Attacco a New York

Ritorna il terrore: sedici anni dopo le Torri Gemelle

Era da settembre del 2001 che la città non veniva colpita con un attentato

Ritorna il terrore: sedici anni dopo le Torri Gemelle

A volte ritornano. E anche se è successo la sera di Halloween non è esattamente un sortilegio. É quello che l'Isis sconfitto da Mosul a Raqqa andava promettendo da tempo. Aveva incominciato a farlo nel numero tre di Rumiyah, la sua rivista online pubblicata nel novembre di un anno fa. In quel numero lo Stato Islamico prefigurava una strage messa a segno da un furgone mandato a schiantarsi contro la parata dei grandi magazzini Macy's, la manifestazione icona del giorno del ringraziamento nella Grande Mela. La sfilata che richiama ogni 23 novembre decine di migliaia di turisti. Al di là delle analogie quello che contava per l'Isis era colpire al cuore l'America. Lo si era capito subito dopo la terribile strage al concerto di Las Vegas del 2 ottobre quando il Califfato sconfitto aveva fatto di tutto per accreditarsi la paternità del massacro indicando come un proprio adepto l'autore della folle mattanza.

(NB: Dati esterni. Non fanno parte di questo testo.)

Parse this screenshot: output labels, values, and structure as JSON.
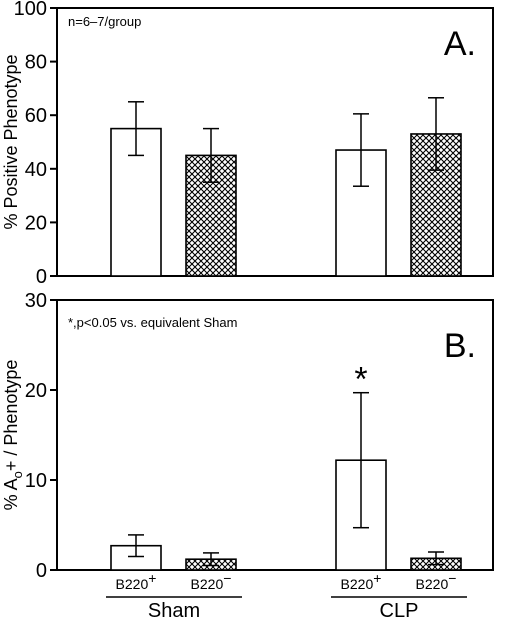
{
  "colors": {
    "axis": "#000000",
    "bar_fill_open": "#ffffff",
    "bar_pattern": "crosshatch"
  },
  "chart_data": [
    {
      "type": "bar",
      "panel": "A.",
      "ylabel": "% Positive Phenotype",
      "ylim": [
        0,
        100
      ],
      "yticks": [
        0,
        20,
        40,
        60,
        80,
        100
      ],
      "annotation": "n=6–7/group",
      "groups": [
        "Sham",
        "CLP"
      ],
      "categories": [
        "B220+",
        "B220−",
        "B220+",
        "B220−"
      ],
      "values": [
        55,
        45,
        47,
        53
      ],
      "errors": [
        10,
        10,
        13.5,
        13.5
      ],
      "patterns": [
        "open",
        "crosshatch",
        "open",
        "crosshatch"
      ],
      "significant": [
        false,
        false,
        false,
        false
      ]
    },
    {
      "type": "bar",
      "panel": "B.",
      "ylabel_parts": [
        "% A",
        "o",
        "+ / Phenotype"
      ],
      "ylim": [
        0,
        30
      ],
      "yticks": [
        0,
        10,
        20,
        30
      ],
      "annotation": "*,p<0.05 vs. equivalent Sham",
      "groups": [
        "Sham",
        "CLP"
      ],
      "categories": [
        "B220+",
        "B220−",
        "B220+",
        "B220−"
      ],
      "values": [
        2.7,
        1.2,
        12.2,
        1.3
      ],
      "errors": [
        1.2,
        0.7,
        7.5,
        0.7
      ],
      "patterns": [
        "open",
        "crosshatch",
        "open",
        "crosshatch"
      ],
      "significant": [
        false,
        false,
        true,
        false
      ],
      "sig_symbol": "*"
    }
  ],
  "x_axis": {
    "category_labels": [
      {
        "base": "B220",
        "sup": "+"
      },
      {
        "base": "B220",
        "sup": "−"
      },
      {
        "base": "B220",
        "sup": "+"
      },
      {
        "base": "B220",
        "sup": "−"
      }
    ],
    "group_labels": [
      "Sham",
      "CLP"
    ]
  }
}
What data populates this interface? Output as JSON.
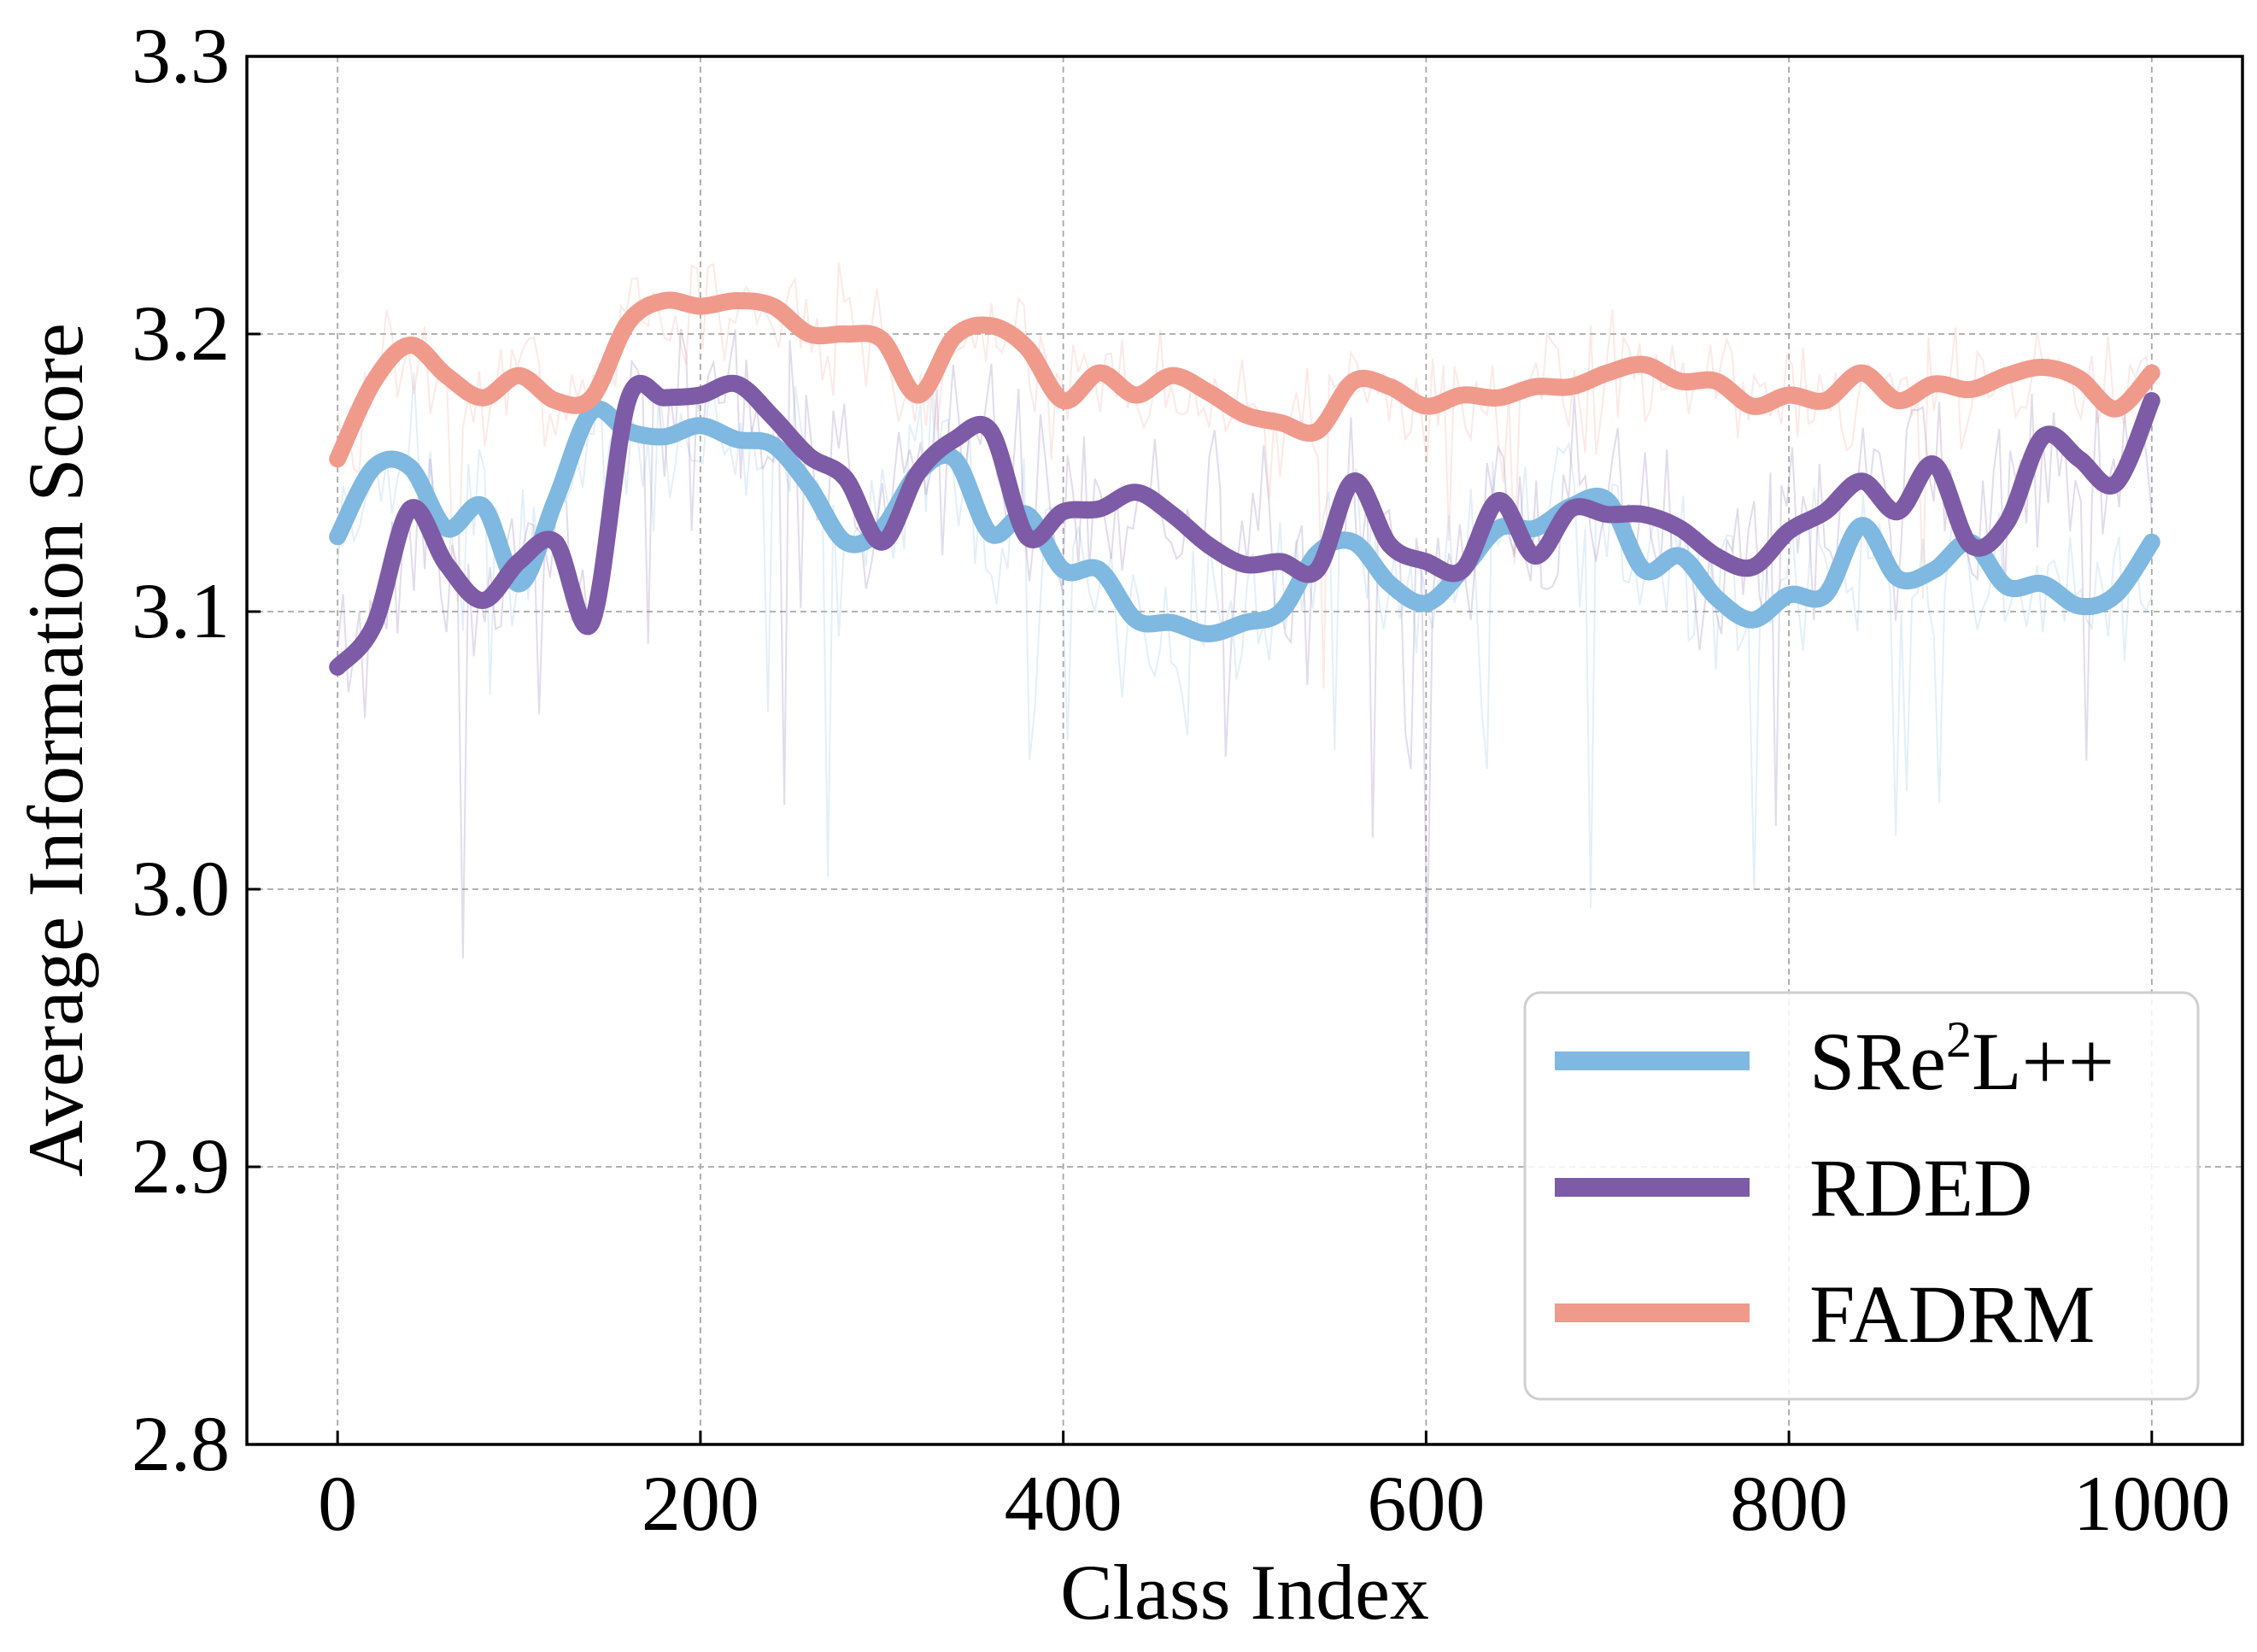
{
  "chart_data": {
    "type": "line",
    "title": "",
    "xlabel": "Class Index",
    "ylabel": "Average Information Score",
    "xlim": [
      -50,
      1050
    ],
    "ylim": [
      2.8,
      3.3
    ],
    "xticks": [
      0,
      200,
      400,
      600,
      800,
      1000
    ],
    "xtick_labels": [
      "0",
      "200",
      "400",
      "600",
      "800",
      "1000"
    ],
    "yticks": [
      2.8,
      2.9,
      3.0,
      3.1,
      3.2,
      3.3
    ],
    "ytick_labels": [
      "2.8",
      "2.9",
      "3.0",
      "3.1",
      "3.2",
      "3.3"
    ],
    "grid": true,
    "legend_position": "bottom-right",
    "x": [
      0,
      20,
      40,
      60,
      80,
      100,
      120,
      140,
      160,
      180,
      200,
      220,
      240,
      260,
      280,
      300,
      320,
      340,
      360,
      380,
      400,
      420,
      440,
      460,
      480,
      500,
      520,
      540,
      560,
      580,
      600,
      620,
      640,
      660,
      680,
      700,
      720,
      740,
      760,
      780,
      800,
      820,
      840,
      860,
      880,
      900,
      920,
      940,
      960,
      980,
      1000
    ],
    "series": [
      {
        "name": "SRe²L++",
        "legend_main": "SRe",
        "legend_sup": "2",
        "legend_tail": "L++",
        "color": "#7fb8e0",
        "values": [
          3.127,
          3.152,
          3.152,
          3.13,
          3.138,
          3.11,
          3.14,
          3.172,
          3.165,
          3.163,
          3.167,
          3.162,
          3.16,
          3.145,
          3.125,
          3.13,
          3.15,
          3.155,
          3.128,
          3.135,
          3.115,
          3.115,
          3.097,
          3.096,
          3.092,
          3.096,
          3.1,
          3.121,
          3.125,
          3.11,
          3.103,
          3.115,
          3.13,
          3.13,
          3.138,
          3.14,
          3.115,
          3.12,
          3.105,
          3.097,
          3.106,
          3.106,
          3.131,
          3.112,
          3.115,
          3.125,
          3.109,
          3.11,
          3.102,
          3.106,
          3.125
        ]
      },
      {
        "name": "RDED",
        "legend_main": "RDED",
        "legend_sup": "",
        "legend_tail": "",
        "color": "#7d5ba6",
        "values": [
          3.08,
          3.095,
          3.137,
          3.117,
          3.104,
          3.118,
          3.125,
          3.096,
          3.176,
          3.177,
          3.178,
          3.182,
          3.17,
          3.156,
          3.148,
          3.125,
          3.15,
          3.162,
          3.165,
          3.127,
          3.136,
          3.137,
          3.143,
          3.135,
          3.124,
          3.117,
          3.118,
          3.115,
          3.147,
          3.124,
          3.118,
          3.115,
          3.14,
          3.12,
          3.137,
          3.135,
          3.135,
          3.13,
          3.12,
          3.116,
          3.129,
          3.136,
          3.147,
          3.136,
          3.153,
          3.124,
          3.132,
          3.163,
          3.155,
          3.146,
          3.176
        ]
      },
      {
        "name": "FADRM",
        "legend_main": "FADRM",
        "legend_sup": "",
        "legend_tail": "",
        "color": "#f09a8c",
        "values": [
          3.155,
          3.183,
          3.196,
          3.185,
          3.177,
          3.185,
          3.176,
          3.177,
          3.204,
          3.212,
          3.21,
          3.212,
          3.21,
          3.2,
          3.2,
          3.198,
          3.178,
          3.199,
          3.203,
          3.195,
          3.176,
          3.186,
          3.178,
          3.185,
          3.179,
          3.171,
          3.168,
          3.165,
          3.183,
          3.181,
          3.174,
          3.178,
          3.177,
          3.181,
          3.181,
          3.186,
          3.189,
          3.183,
          3.183,
          3.174,
          3.178,
          3.176,
          3.186,
          3.176,
          3.182,
          3.18,
          3.185,
          3.188,
          3.184,
          3.173,
          3.186
        ]
      }
    ]
  }
}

Ma New York, la città dell'11 settembre, il simbolo della Grande Mela, è un obbiettivo ancora più simbolico. Colpire lì significa colpire la città più protetta del mondo, significa farsi beffe dei sistemi di sicurezza della più grande potenza globale, significa violare l'intimità e l'essenza del più grande nemico. Ma significa soprattutto essere ancora vivi. Significa comunicare ai fedeli di tutto il mondo che le disfatte subite sul terreno non hanno ancora cancellato le «bandiere nere», che il proprio simbolo è ancora in grado di far paura e di attrarre fedeli pronti a sacrificarsi per esso. Nessuno s'illudeva che la riconquista delle capitali del Califfato potessero coincidere con la fine del terrorismo.

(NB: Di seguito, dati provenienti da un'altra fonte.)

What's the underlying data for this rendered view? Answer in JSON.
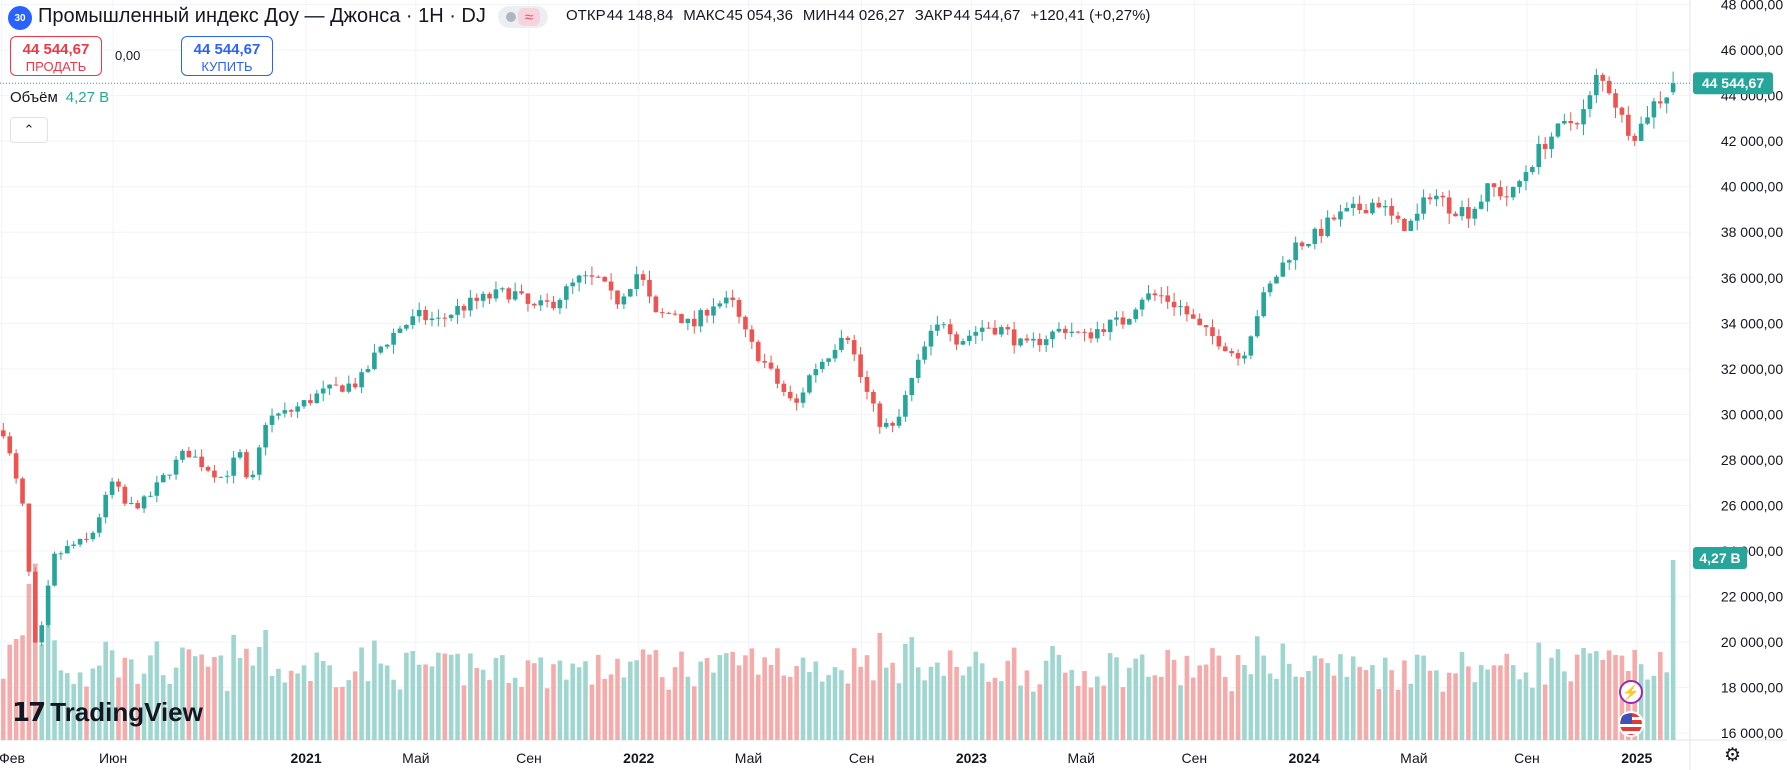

In questi 16 anni lo stragismo jihadista è sopravvissuto al crollo dei talebani in Afghanistan, ai duri colpi infertigli in Iraq grazie dal generale David Petraeus e infine alla morte del fondatore di Al Qaeda Osama Bin Laden. Pensare che per chiudere la partita bastasse radere al suolo Raqqa e Mosul era un'illusione. La guerra al terrorismo è una guerra di lunghissima durata ancora tutta da vincere non solo nei deserti dell'Iraq, della Siria e dell'Afghanistan, ma anche nel Maghreb, in Africa e nelle Filippine. E non solo. Per quel che riguarda noi europei e l'America la partita più importante si gioca nelle periferie delle nostre città e in seno a quelle comunità musulmane dove una cultura e un culto dell'odio alimentano le imprese dei lupi solitari. Senza dimenticare le migliaia di terroristi di ritorno che dopo aver combattuto nei territori del Califfato si preparano a riprender servizio all'interno dei nostri confini.

In questo molto spesso l'Occidente stenta a trovare la compattezza necessaria ad arginare il pericolo. La disinvolta disattenzione con cui i giganti del web hanno per anni ospitato la propaganda dell'Isis è la dimostrazione di quanto l'Europa, ma anche l'America stentino a comprendere la pericolosità del nemico. Ma per l'America il colpo subito ieri rischia di essere più doloroso. Mai nei 16 anni seguiti all'11 settembre il gigante statunitense è stato così diviso. Mai una campagna di stampa, feroce come quella che solo i media statunitensi sanno lanciare e condurre, ha contribuito a denigrare l'autorità di una presidenza chiamata nei momenti difficili a diventare il sostegno e l'ancora del paese.

Una presidenza accusata con troppa fretta di flirtare con l'avversario russo quando l'unico vero nemico capace di colpire al cuore l'America resta quello islamista.